Validator Deposit Contract

  • smart contract on the POW chain (in our case, the Ethereum Mainnet)
  • once ETH1 funds are locked in this smart contract, and event log is emitted that should be read by the beacon chain and the same amount of ETH2 should be allocated to the account, now considered a validator
  • this mechanism might change in the future
  • until phase 2 ends the transfer of ETH1 to ETH2 is a one way street, can’t get ETH1 back, but there is an escape hatch to sell your stake once transfers between validators become possible

Ethereum 2.0 phases

Phase 0 — The beacon chain

  • managing validators and stakes
  • organizing and electing committees and proposers
  • applying consensus rules
  • rewarding and penalizing/slashing

Phase 1 — Shards

  • constructing the shard chains and blocks
  • anchoring (cross-linking) shard blocks to beacon chain
  • ability to do bETH transfers between validators (this might come sooner as it’s not technically linked to work on sharding)

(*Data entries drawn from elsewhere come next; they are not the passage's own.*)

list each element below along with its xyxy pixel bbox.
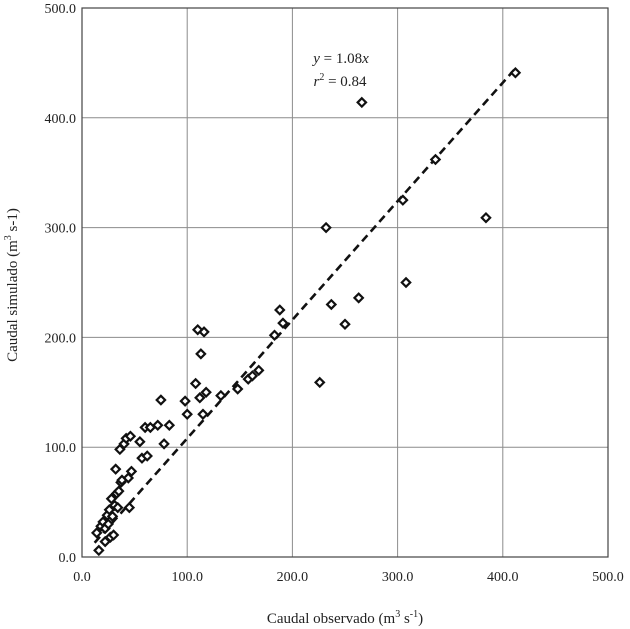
data-point: [320, 221, 332, 234]
x-tick-labels: 0.0 100.0 200.0 300.0 400.0 500.0: [73, 570, 624, 585]
x-tick-label: 300.0: [382, 570, 414, 585]
data-point: [356, 96, 368, 109]
y-tick-label: 0.0: [59, 551, 77, 566]
data-point: [215, 389, 227, 402]
data-point: [313, 376, 326, 389]
data-points: [90, 67, 522, 557]
x-axis-title: Caudal observado (m3 s-1): [267, 609, 423, 627]
data-point: [158, 438, 170, 450]
x-tick-label: 200.0: [277, 570, 309, 585]
data-point: [181, 408, 193, 421]
regression-line: [93, 67, 517, 544]
data-point: [429, 153, 442, 166]
data-point: [189, 377, 202, 390]
data-point: [194, 392, 206, 404]
data-point: [252, 364, 265, 377]
data-point: [268, 329, 281, 341]
data-point: [124, 430, 137, 442]
data-point: [509, 67, 522, 79]
data-point: [141, 450, 153, 462]
y-tick-label: 300.0: [45, 222, 77, 237]
x-tick-label: 100.0: [171, 570, 203, 585]
data-point: [198, 326, 210, 338]
y-axis-title: Caudal simulado (m3 s-1): [3, 208, 21, 362]
x-tick-label: 400.0: [487, 570, 519, 585]
data-point: [123, 501, 136, 514]
x-tick-label: 500.0: [592, 570, 624, 585]
data-point: [155, 394, 167, 406]
data-point: [197, 408, 209, 421]
data-point: [195, 348, 207, 360]
x-tick-label: 0.0: [73, 570, 91, 585]
data-point: [179, 395, 191, 407]
data-point: [125, 465, 138, 478]
data-point: [397, 194, 409, 206]
y-tick-label: 400.0: [45, 112, 77, 127]
data-point: [102, 518, 115, 530]
data-point: [107, 529, 120, 541]
data-point: [480, 211, 492, 224]
y-tick-labels: 0.0 100.0 200.0 300.0 400.0 500.0: [45, 2, 77, 566]
plot-frame: [81, 7, 609, 558]
data-point: [112, 501, 124, 514]
data-point: [231, 383, 244, 395]
data-point: [113, 485, 125, 497]
data-point: [277, 317, 289, 329]
data-point: [93, 544, 105, 557]
y-tick-label: 200.0: [45, 331, 77, 346]
data-point: [163, 419, 176, 431]
data-point: [134, 435, 146, 448]
data-point: [274, 304, 286, 316]
data-point: [352, 292, 365, 304]
data-point: [90, 527, 103, 539]
data-point: [151, 419, 164, 431]
r-squared-label: r2 = 0.84: [313, 72, 367, 90]
y-tick-label: 500.0: [45, 2, 77, 17]
data-point: [106, 510, 119, 523]
data-point: [339, 318, 351, 330]
y-tick-label: 100.0: [45, 441, 77, 456]
data-point: [200, 386, 212, 399]
regression-equation: y = 1.08x: [311, 51, 369, 67]
data-point: [191, 323, 204, 336]
data-point: [246, 370, 259, 382]
data-point: [325, 298, 338, 311]
data-point: [400, 276, 412, 289]
data-point: [109, 463, 122, 475]
grid-lines: [81, 7, 609, 558]
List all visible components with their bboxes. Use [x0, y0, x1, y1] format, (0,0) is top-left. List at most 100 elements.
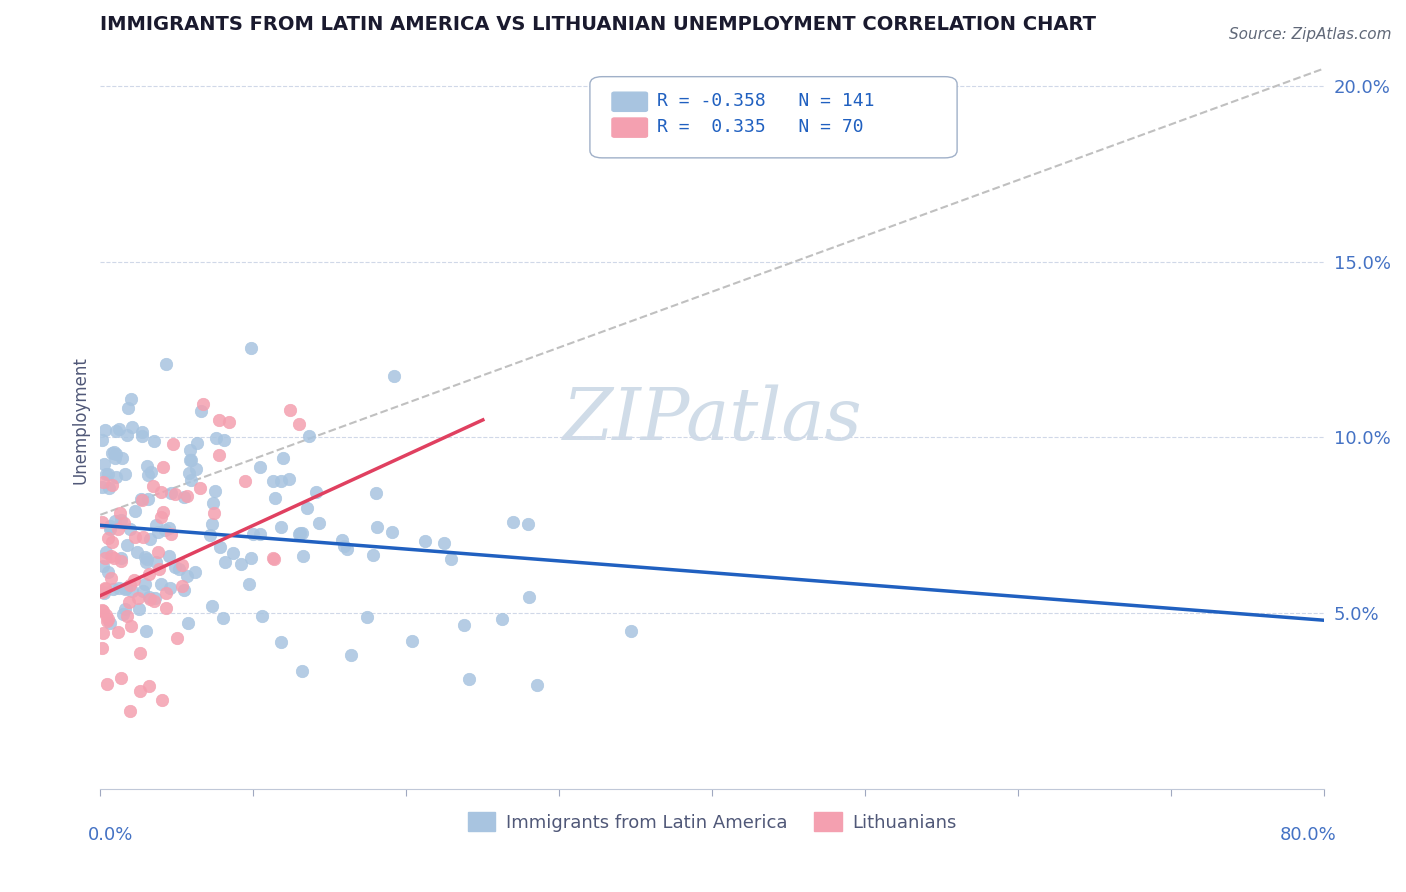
- Point: [131, 425, 153, 439]
- Point: [239, 341, 262, 355]
- Point: [146, 525, 169, 540]
- Point: [335, 542, 357, 557]
- Point: [162, 437, 184, 451]
- Point: [107, 422, 129, 436]
- Point: [208, 413, 231, 427]
- Point: [270, 635, 292, 649]
- Point: [91, 605, 114, 619]
- Point: [112, 607, 135, 621]
- Point: [526, 678, 548, 692]
- Point: [262, 474, 284, 488]
- Point: [105, 446, 128, 460]
- Point: [201, 599, 224, 613]
- Point: [180, 453, 202, 467]
- Point: [120, 618, 142, 632]
- Point: [96, 614, 118, 628]
- Point: [96, 607, 118, 622]
- Point: [143, 591, 166, 606]
- Point: [190, 404, 212, 418]
- Point: [90, 434, 112, 448]
- Point: [134, 549, 156, 564]
- Point: [103, 551, 125, 566]
- Text: 0.0%: 0.0%: [89, 826, 134, 844]
- Point: [104, 470, 127, 484]
- Point: [97, 566, 120, 580]
- Point: [160, 486, 183, 500]
- Point: [188, 481, 211, 495]
- Point: [101, 582, 124, 596]
- Point: [110, 513, 132, 527]
- Point: [240, 551, 263, 566]
- Point: [453, 618, 475, 632]
- Point: [90, 641, 112, 656]
- Point: [121, 584, 143, 599]
- Point: [157, 549, 180, 563]
- Point: [139, 591, 162, 606]
- Point: [104, 424, 127, 438]
- Point: [101, 534, 124, 549]
- Point: [91, 559, 114, 574]
- Point: [287, 527, 309, 541]
- Point: [364, 485, 387, 500]
- Point: [150, 692, 173, 706]
- Point: [262, 551, 284, 566]
- Point: [104, 451, 127, 466]
- Point: [110, 550, 132, 565]
- Point: [131, 584, 153, 599]
- Point: [90, 603, 112, 617]
- Point: [90, 584, 112, 599]
- Point: [204, 483, 226, 498]
- Point: [131, 493, 153, 508]
- Point: [94, 551, 117, 566]
- Point: [100, 549, 122, 563]
- Point: [128, 601, 150, 615]
- Point: [401, 634, 423, 648]
- Point: [114, 601, 136, 615]
- Point: [114, 581, 136, 595]
- Point: [150, 484, 173, 499]
- Point: [122, 573, 145, 587]
- Point: [108, 581, 131, 595]
- Point: [101, 478, 124, 492]
- Point: [145, 555, 167, 569]
- Point: [94, 581, 117, 595]
- Point: [138, 566, 160, 581]
- Point: [145, 518, 167, 533]
- Point: [159, 527, 181, 541]
- Point: [100, 446, 122, 460]
- Point: [98, 522, 121, 536]
- Point: [120, 704, 142, 718]
- Point: [148, 545, 170, 559]
- Point: [277, 472, 299, 486]
- Point: [201, 516, 224, 531]
- Point: [382, 368, 405, 383]
- Point: [179, 443, 201, 458]
- Point: [100, 571, 122, 585]
- Point: [157, 521, 180, 535]
- Point: [180, 473, 202, 487]
- Point: [118, 522, 141, 536]
- Point: [138, 468, 160, 483]
- Point: [138, 679, 160, 693]
- Point: [155, 357, 177, 371]
- Text: IMMIGRANTS FROM LATIN AMERICA VS LITHUANIAN UNEMPLOYMENT CORRELATION CHART: IMMIGRANTS FROM LATIN AMERICA VS LITHUAN…: [100, 15, 1097, 34]
- Point: [163, 560, 186, 574]
- Point: [381, 525, 404, 540]
- Point: [110, 671, 132, 685]
- Text: ZIPatlas: ZIPatlas: [562, 384, 862, 455]
- Point: [270, 520, 292, 534]
- Point: [278, 403, 301, 417]
- Point: [433, 536, 456, 550]
- Point: [114, 467, 136, 481]
- Point: [491, 612, 513, 626]
- Point: [93, 586, 115, 600]
- Point: [114, 582, 136, 596]
- Point: [91, 626, 114, 640]
- Point: [440, 551, 463, 566]
- Point: [340, 648, 363, 663]
- Point: [107, 522, 129, 536]
- Point: [94, 582, 117, 597]
- Point: [184, 565, 207, 579]
- Point: [264, 491, 287, 505]
- Point: [152, 460, 174, 475]
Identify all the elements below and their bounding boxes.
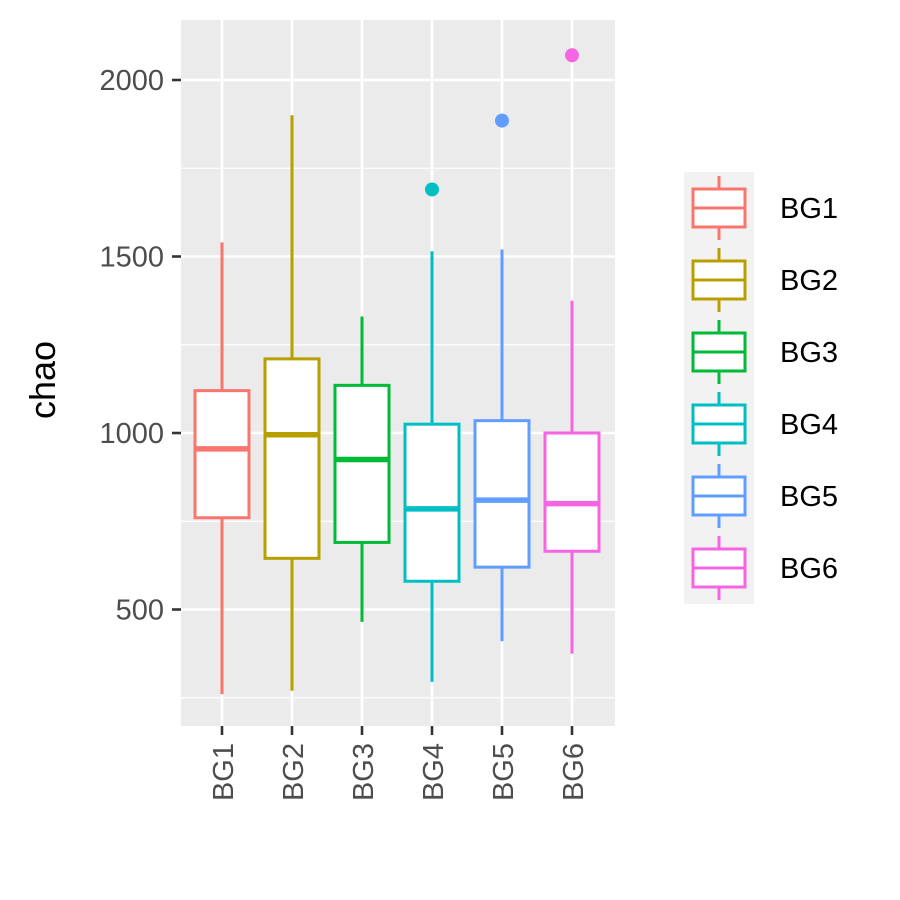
iqr-box bbox=[473, 419, 531, 569]
legend-label: BG6 bbox=[780, 553, 838, 585]
box-bg3 bbox=[333, 316, 391, 622]
box-series bbox=[193, 48, 601, 695]
x-tick-label: BG3 bbox=[348, 743, 380, 801]
y-axis: 500 1000 1500 2000 bbox=[99, 65, 181, 627]
iqr-box bbox=[403, 422, 461, 583]
y-tick-label: 1500 bbox=[99, 242, 164, 274]
legend-item-bg5: BG5 bbox=[691, 464, 838, 528]
x-tick-label: BG1 bbox=[208, 743, 240, 801]
y-tick-label: 500 bbox=[116, 595, 164, 627]
legend-item-bg4: BG4 bbox=[691, 392, 838, 456]
x-tick-label: BG2 bbox=[278, 743, 310, 801]
legend: BG1 BG2 BG3 BG4 BG5 BG6 bbox=[684, 172, 838, 604]
legend-item-bg3: BG3 bbox=[691, 320, 838, 384]
box-bg5 bbox=[473, 113, 531, 642]
x-tick-label: BG6 bbox=[558, 743, 590, 801]
x-tick-label: BG4 bbox=[418, 743, 450, 801]
legend-label: BG1 bbox=[780, 193, 838, 225]
legend-label: BG2 bbox=[780, 265, 838, 297]
iqr-box bbox=[193, 389, 251, 520]
iqr-box bbox=[333, 383, 391, 544]
outlier-point bbox=[495, 113, 509, 128]
minor-gridlines bbox=[181, 167, 615, 699]
box-bg2 bbox=[263, 115, 321, 691]
legend-item-bg6: BG6 bbox=[691, 536, 838, 600]
outlier-point bbox=[425, 182, 439, 197]
legend-item-bg2: BG2 bbox=[691, 248, 838, 312]
box-bg6 bbox=[543, 48, 601, 654]
y-tick-label: 2000 bbox=[99, 65, 164, 97]
iqr-box bbox=[263, 357, 321, 560]
x-tick-label: BG5 bbox=[488, 743, 520, 801]
legend-item-bg1: BG1 bbox=[691, 176, 838, 240]
x-axis: BG1 BG2 BG3 BG4 BG5 BG6 bbox=[208, 726, 590, 801]
legend-label: BG5 bbox=[780, 481, 838, 513]
box-bg1 bbox=[193, 242, 251, 695]
box-bg4 bbox=[403, 182, 461, 682]
outlier-point bbox=[565, 48, 579, 63]
legend-label: BG4 bbox=[780, 409, 838, 441]
y-axis-title: chao bbox=[22, 341, 63, 419]
legend-key-background bbox=[684, 172, 754, 604]
y-tick-label: 1000 bbox=[99, 418, 164, 450]
plot-panel bbox=[181, 20, 615, 726]
iqr-box bbox=[543, 431, 601, 553]
legend-label: BG3 bbox=[780, 337, 838, 369]
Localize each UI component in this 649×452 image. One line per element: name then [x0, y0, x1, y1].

Phase 2 — Execution Environments

  • Ewasm based virtual machine for execution of the… execution environments
  • every shard has access to all execution environments
  • ability to make transactions within execution environments
  • ability to run and interact with smart contracts
  • cross-shard communication

Authoritative info is hard to come by on this subject so many thanks to Ben Edgington for setting me straight on some of the things above. Would also like to thank Danny Ryan, Everett Muzzy and Will Villanueva for additional corrections.